Roe, Roe, Roe Your Boat
The Senate Judiciary Committee is about to take up the matter of Judge Samuel Alito as the President’s nominee to the Supreme Court. May all who have an interest draw near.
The Supreme Court and, by inference, nominees to that court have become single-issue objects of debate. It is all about Roe vs Wade and has been for some years now. An abortion issue litmus test obscures any deeper rational interrogation into a prospective judge’s more widely acquired qualifications.
And now, somehow we have added another foolishness; whether or not Judge Alito’s head may be satisfactorily Photo-Shopped onto the robed figure of Justice Sandra Day O’Connor to satisfy . . . what? . . . or whom? The Senate is advising and consenting to a president's nominee and it is in no way germain to that choice or that advice that the nominee be the ideological equivalent of Justice O'Connor.
I find some comfort in the fact that each extreme on these issues of Roe and separation of church and state finds fault with the nominee. There’s the further comfort that he doesn’t suit me entirely either. That’s the way it should be. The nation’s Supreme Court is not constitutionally defined in such a way that it should suit or espouse a particular ideology.
Having said that, I’ll come clean and list a few of my own particular hot buttons, all in the spirit of the New Year and a don’t-take-me-overly-seriously frame of reference. Personally, I think we get into foolish territory when we
Ban the Pledge of Allegiance in classrooms, when a simple exchange of indivisible for under God would suffice. As a schoolboy, I had impressed upon my mind on a daily basis that this nation provided liberty and justice for all.
Burn, bomb, threaten and harass abortion clinics and their patients with all the wild-eyed hatred of the Ku Klux Klan, while merrily executing the poor and the black.
Get hysterical over the Ten Commandments when they show up on a plaque or engraving in this or that government building.
Likewise, lose all sense of perspective when the Christian depiction of the birth of Christ appears on the village green at Christmas time.
Polarize ethical thought. Polarization merely frustrates me learning about you and you knowing my thoughts on issues of interest to us both. If my god is not capitalized, it shouldn’t prevent conversation about what it means to be religious or to live in a substantially religious society.

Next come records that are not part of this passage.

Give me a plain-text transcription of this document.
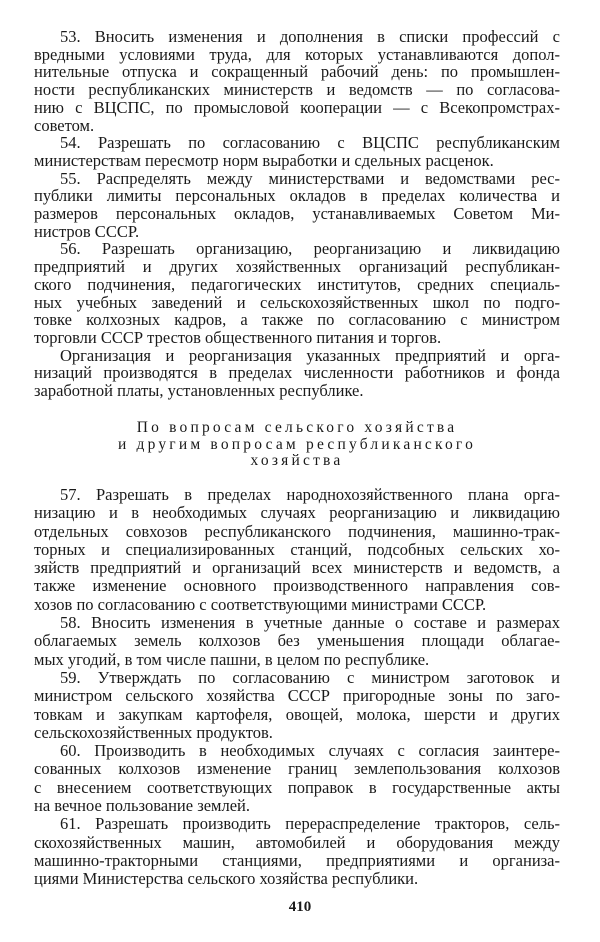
53. Вносить изменения и дополнения в списки профессий с
вредными условиями труда, для которых устанавливаются допол-
нительные отпуска и сокращенный рабочий день: по промышлен-
ности республиканских министерств и ведомств — по согласова-
нию с ВЦСПС, по промысловой кооперации — с Всекопромстрах-
советом.
54. Разрешать по согласованию с ВЦСПС республиканским
министерствам пересмотр норм выработки и сдельных расценок.
55. Распределять между министерствами и ведомствами рес-
публики лимиты персональных окладов в пределах количества и
размеров персональных окладов, устанавливаемых Советом Ми-
нистров СССР.
56. Разрешать организацию, реорганизацию и ликвидацию
предприятий и других хозяйственных организаций республикан-
ского подчинения, педагогических институтов, средних специаль-
ных учебных заведений и сельскохозяйственных школ по подго-
товке колхозных кадров, а также по согласованию с министром
торговли СССР трестов общественного питания и торгов.
Организация и реорганизация указанных предприятий и орга-
низаций производятся в пределах численности работников и фонда
заработной платы, установленных республике.
По вопросам сельского хозяйства
и другим вопросам республиканского
хозяйства
57. Разрешать в пределах народнохозяйственного плана орга-
низацию и в необходимых случаях реорганизацию и ликвидацию
отдельных совхозов республиканского подчинения, машинно-трак-
торных и специализированных станций, подсобных сельских хо-
зяйств предприятий и организаций всех министерств и ведомств, а
также изменение основного производственного направления сов-
хозов по согласованию с соответствующими министрами СССР.
58. Вносить изменения в учетные данные о составе и размерах
облагаемых земель колхозов без уменьшения площади облагае-
мых угодий, в том числе пашни, в целом по республике.
59. Утверждать по согласованию с министром заготовок и
министром сельского хозяйства СССР пригородные зоны по заго-
товкам и закупкам картофеля, овощей, молока, шерсти и других
сельскохозяйственных продуктов.
60. Производить в необходимых случаях с согласия заинтере-
сованных колхозов изменение границ землепользования колхозов
с внесением соответствующих поправок в государственные акты
на вечное пользование землей.
61. Разрешать производить перераспределение тракторов, сель-
скохозяйственных машин, автомобилей и оборудования между
машинно-тракторными станциями, предприятиями и организа-
циями Министерства сельского хозяйства республики.
410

So, I find Sam Alito entirely acceptable because as much as in spite of his differences with me. Above all else, I value a nominee of intellectual depth, one who is not an ideologue and whose values and judgements change over a lifetime. Alito meets all these personal criteria in my opinion.
Actually, given the extreme conservatism of this particular presidency, I think George Bush has done (with the exception of Harriet Miers) an excellent job in the advocacy of both Roberts and Alito. Each is a man of great judicial intellect and depth, with impeccable credentials. I shared a common fear that the choices available to this president might swing the court irrevocably to the right.
Neither of his nominees suited me entirely, nor did they seem unduly partisan and that’s reason enough for a standing ovation.